Side Effects of Topical Cortisone

Skin thinning is the most common side effect of topical cortisone creams, and it can begin surprisingly fast. Microscopic changes in the outer layer of skin are detectable within 3 to 14 days of continuous use. With prolonged application, the skin becomes visibly thinner, more fragile, and somewhat transparent, with underlying veins showing through. Stretch marks, easy bruising, lightened skin color, and broken blood vessels near the surface can also develop.

Another issue with long-term use is tachyphylaxis, where your skin gradually stops responding to the same cream. This is especially common in people treating psoriasis. The temptation is to switch to a stronger product, but that only increases the risk of more serious side effects. This is one reason doctors typically recommend using topical cortisone only during active flares, not as continuous daily treatment.

Side Effects of Injections and Oral Cortisone

Cortisone injections can cause a temporary spike in blood sugar, which matters most for people with diabetes. In one study of diabetic patients receiving a shoulder injection, blood sugar levels jumped by more than 80 mg/dL in the first 3 to 4 days.
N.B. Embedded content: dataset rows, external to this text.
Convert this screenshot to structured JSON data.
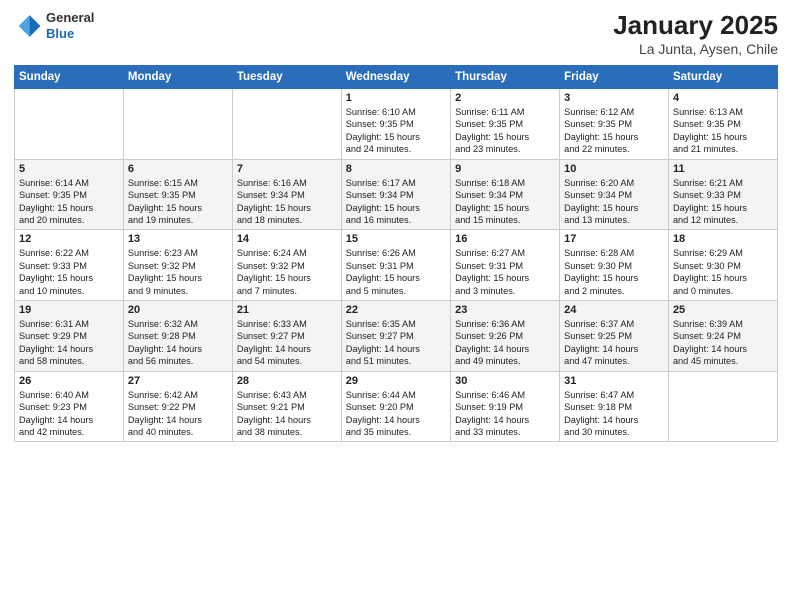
{
  "logo": {
    "general": "General",
    "blue": "Blue"
  },
  "title": "January 2025",
  "subtitle": "La Junta, Aysen, Chile",
  "days_of_week": [
    "Sunday",
    "Monday",
    "Tuesday",
    "Wednesday",
    "Thursday",
    "Friday",
    "Saturday"
  ],
  "weeks": [
    [
      {
        "day": "",
        "info": ""
      },
      {
        "day": "",
        "info": ""
      },
      {
        "day": "",
        "info": ""
      },
      {
        "day": "1",
        "info": "Sunrise: 6:10 AM\nSunset: 9:35 PM\nDaylight: 15 hours\nand 24 minutes."
      },
      {
        "day": "2",
        "info": "Sunrise: 6:11 AM\nSunset: 9:35 PM\nDaylight: 15 hours\nand 23 minutes."
      },
      {
        "day": "3",
        "info": "Sunrise: 6:12 AM\nSunset: 9:35 PM\nDaylight: 15 hours\nand 22 minutes."
      },
      {
        "day": "4",
        "info": "Sunrise: 6:13 AM\nSunset: 9:35 PM\nDaylight: 15 hours\nand 21 minutes."
      }
    ],
    [
      {
        "day": "5",
        "info": "Sunrise: 6:14 AM\nSunset: 9:35 PM\nDaylight: 15 hours\nand 20 minutes."
      },
      {
        "day": "6",
        "info": "Sunrise: 6:15 AM\nSunset: 9:35 PM\nDaylight: 15 hours\nand 19 minutes."
      },
      {
        "day": "7",
        "info": "Sunrise: 6:16 AM\nSunset: 9:34 PM\nDaylight: 15 hours\nand 18 minutes."
      },
      {
        "day": "8",
        "info": "Sunrise: 6:17 AM\nSunset: 9:34 PM\nDaylight: 15 hours\nand 16 minutes."
      },
      {
        "day": "9",
        "info": "Sunrise: 6:18 AM\nSunset: 9:34 PM\nDaylight: 15 hours\nand 15 minutes."
      },
      {
        "day": "10",
        "info": "Sunrise: 6:20 AM\nSunset: 9:34 PM\nDaylight: 15 hours\nand 13 minutes."
      },
      {
        "day": "11",
        "info": "Sunrise: 6:21 AM\nSunset: 9:33 PM\nDaylight: 15 hours\nand 12 minutes."
      }
    ],
    [
      {
        "day": "12",
        "info": "Sunrise: 6:22 AM\nSunset: 9:33 PM\nDaylight: 15 hours\nand 10 minutes."
      },
      {
        "day": "13",
        "info": "Sunrise: 6:23 AM\nSunset: 9:32 PM\nDaylight: 15 hours\nand 9 minutes."
      },
      {
        "day": "14",
        "info": "Sunrise: 6:24 AM\nSunset: 9:32 PM\nDaylight: 15 hours\nand 7 minutes."
      },
      {
        "day": "15",
        "info": "Sunrise: 6:26 AM\nSunset: 9:31 PM\nDaylight: 15 hours\nand 5 minutes."
      },
      {
        "day": "16",
        "info": "Sunrise: 6:27 AM\nSunset: 9:31 PM\nDaylight: 15 hours\nand 3 minutes."
      },
      {
        "day": "17",
        "info": "Sunrise: 6:28 AM\nSunset: 9:30 PM\nDaylight: 15 hours\nand 2 minutes."
      },
      {
        "day": "18",
        "info": "Sunrise: 6:29 AM\nSunset: 9:30 PM\nDaylight: 15 hours\nand 0 minutes."
      }
    ],
    [
      {
        "day": "19",
        "info": "Sunrise: 6:31 AM\nSunset: 9:29 PM\nDaylight: 14 hours\nand 58 minutes."
      },
      {
        "day": "20",
        "info": "Sunrise: 6:32 AM\nSunset: 9:28 PM\nDaylight: 14 hours\nand 56 minutes."
      },
      {
        "day": "21",
        "info": "Sunrise: 6:33 AM\nSunset: 9:27 PM\nDaylight: 14 hours\nand 54 minutes."
      },
      {
        "day": "22",
        "info": "Sunrise: 6:35 AM\nSunset: 9:27 PM\nDaylight: 14 hours\nand 51 minutes."
      },
      {
        "day": "23",
        "info": "Sunrise: 6:36 AM\nSunset: 9:26 PM\nDaylight: 14 hours\nand 49 minutes."
      },
      {
        "day": "24",
        "info": "Sunrise: 6:37 AM\nSunset: 9:25 PM\nDaylight: 14 hours\nand 47 minutes."
      },
      {
        "day": "25",
        "info": "Sunrise: 6:39 AM\nSunset: 9:24 PM\nDaylight: 14 hours\nand 45 minutes."
      }
    ],
    [
      {
        "day": "26",
        "info": "Sunrise: 6:40 AM\nSunset: 9:23 PM\nDaylight: 14 hours\nand 42 minutes."
      },
      {
        "day": "27",
        "info": "Sunrise: 6:42 AM\nSunset: 9:22 PM\nDaylight: 14 hours\nand 40 minutes."
      },
      {
        "day": "28",
        "info": "Sunrise: 6:43 AM\nSunset: 9:21 PM\nDaylight: 14 hours\nand 38 minutes."
      },
      {
        "day": "29",
        "info": "Sunrise: 6:44 AM\nSunset: 9:20 PM\nDaylight: 14 hours\nand 35 minutes."
      },
      {
        "day": "30",
        "info": "Sunrise: 6:46 AM\nSunset: 9:19 PM\nDaylight: 14 hours\nand 33 minutes."
      },
      {
        "day": "31",
        "info": "Sunrise: 6:47 AM\nSunset: 9:18 PM\nDaylight: 14 hours\nand 30 minutes."
      },
      {
        "day": "",
        "info": ""
      }
    ]
  ]
}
For people with well-controlled diabetes, levels returned to normal around day 8. For those with poorly controlled diabetes, levels remained elevated for more than 10 days. If you have diabetes and are getting a cortisone shot, plan to monitor your blood sugar more closely for at least a week afterward.

Other common injection side effects include temporary pain at the injection site, a brief facial flushing, and occasionally a “cortisone flare” where the joint feels worse for a day or two before improving. Most doctors limit cortisone injections to three or four per year in the same joint, because repeated shots can weaken cartilage and tendons over time.
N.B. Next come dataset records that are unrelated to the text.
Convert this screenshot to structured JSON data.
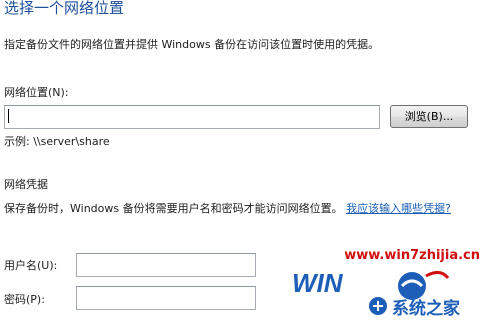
{
  "header": {
    "title": "选择一个网络位置",
    "description": "指定备份文件的网络位置并提供 Windows 备份在访问该位置时使用的凭据。"
  },
  "network_location": {
    "label": "网络位置(N):",
    "value": "",
    "browse_label": "浏览(B)...",
    "example": "示例: \\\\server\\share"
  },
  "credentials": {
    "heading": "网络凭据",
    "description": "保存备份时，Windows 备份将需要用户名和密码才能访问网络位置。",
    "help_link": "我应该输入哪些凭据?",
    "username_label": "用户名(U):",
    "username_value": "",
    "password_label": "密码(P):",
    "password_value": ""
  },
  "watermark": {
    "url": "www.win7zhijia.cn",
    "site_name": "系统之家"
  },
  "colors": {
    "title": "#1d4f9a",
    "link": "#1a5fb4",
    "watermark_red": "#d01010",
    "watermark_blue": "#1d5fb8"
  }
}
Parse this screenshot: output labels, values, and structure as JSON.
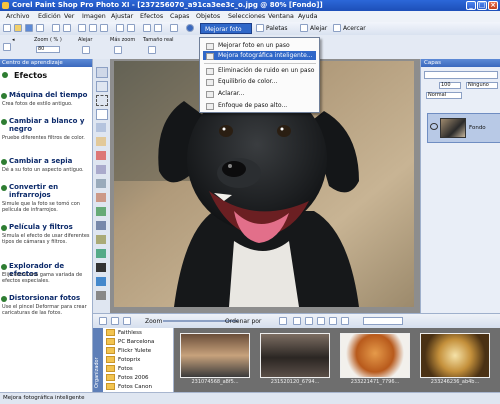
{
  "window": {
    "title": "Corel Paint Shop Pro Photo XI - [237256070_a91ca3ee3c_o.jpg @  80% [Fondo]]"
  },
  "menubar": {
    "items": [
      "Archivo",
      "Edición",
      "Ver",
      "Imagen",
      "Ajustar",
      "Efectos",
      "Capas",
      "Objetos",
      "Selecciones",
      "Ventana",
      "Ayuda"
    ]
  },
  "toolbar": {
    "enhance_label": "Mejorar foto",
    "palettes_label": "Paletas",
    "shrink_label": "Alejar",
    "zoom_label": "Acercar"
  },
  "tool_options": {
    "zoom_label": "Zoom ( % )",
    "zoom_value": "80",
    "zoom_out": "Alejar",
    "zoom_in": "Acercar",
    "fit_label": "Más zoom",
    "size_label": "Tamaño real"
  },
  "enhance_menu": {
    "items": [
      {
        "label": "Mejorar foto en un paso",
        "selected": false
      },
      {
        "label": "Mejora fotográfica inteligente...",
        "selected": true
      },
      {
        "label": "Eliminación de ruido en un paso",
        "selected": false
      },
      {
        "label": "Equilibrio de color...",
        "selected": false
      },
      {
        "label": "Aclarar...",
        "selected": false
      },
      {
        "label": "Enfoque de paso alto...",
        "selected": false
      }
    ]
  },
  "learning_center": {
    "header": "Centro de aprendizaje",
    "section_title": "Efectos",
    "topics": [
      {
        "title": "Máquina del tiempo",
        "desc": "Crea fotos de estilo antiguo."
      },
      {
        "title": "Cambiar a blanco y negro",
        "desc": "Pruebe diferentes filtros de color."
      },
      {
        "title": "Cambiar a sepia",
        "desc": "Dé a su foto un aspecto antiguo."
      },
      {
        "title": "Convertir en infrarrojos",
        "desc": "Simule que la foto se tomó con película de infrarrojos."
      },
      {
        "title": "Película y filtros",
        "desc": "Simula el efecto de usar diferentes tipos de cámaras y filtros."
      },
      {
        "title": "Explorador de efectos",
        "desc": "Elija entre una gama variada de efectos especiales."
      },
      {
        "title": "Distorsionar fotos",
        "desc": "Use el pincel Deformar para crear caricaturas de las fotos."
      }
    ]
  },
  "layers_panel": {
    "header": "Capas",
    "opacity": "100",
    "mode": "Normal",
    "blend_label": "Ninguno",
    "layer_name": "Fondo"
  },
  "organizer": {
    "zoom_label": "Zoom",
    "sort_label": "Ordenar por",
    "side_label": "Organizador",
    "folders": [
      "Faithless",
      "PC Barcelona",
      "Flickr Yulete",
      "Fotoprix",
      "Fotos",
      "Fotos 2006",
      "Fotos Canon"
    ],
    "thumbnails": [
      "231074568_a8f5...",
      "231520120_6794...",
      "233221471_7796...",
      "233246236_ab4b..."
    ]
  },
  "status": {
    "text": "Mejora fotográfica inteligente"
  },
  "colors": {
    "title_bar": "#2c67d8",
    "selection": "#2f67c8",
    "panel_header": "#3b69bd"
  }
}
Long-term oral cortisone carries the most significant risks. Extended use can lead to weight gain, elevated blood pressure, weakened bones, cataracts, mood changes, and a higher vulnerability to infections. The infection risk is dose-dependent: the more cortisone you take and the longer you take it, the greater the chance of picking up infections that a healthy immune system would normally fend off. This includes reactivation of dormant infections like shingles or tuberculosis.

Using Cortisone Safely on Children

Children, especially infants, absorb more topical cortisone relative to their body size than adults do, which makes them more vulnerable to side effects. The American Academy of Pediatrics recommends using only low-potency preparations like 1% or 2.5% hydrocortisone on infants, and reserving those for flare-ups rather than daily maintenance. On sensitive areas like the face, armpits, groin, and diaper area, low-potency creams are the safest choice regardless of age.

Older children and teenagers with conditions like eczema often need medium-potency prescription steroids to see results, particularly on thicker-skinned areas like the hands and feet. The key principle for all ages is the same: use the lowest potency that works, apply it only when the skin is actively inflamed, and stop when things clear up.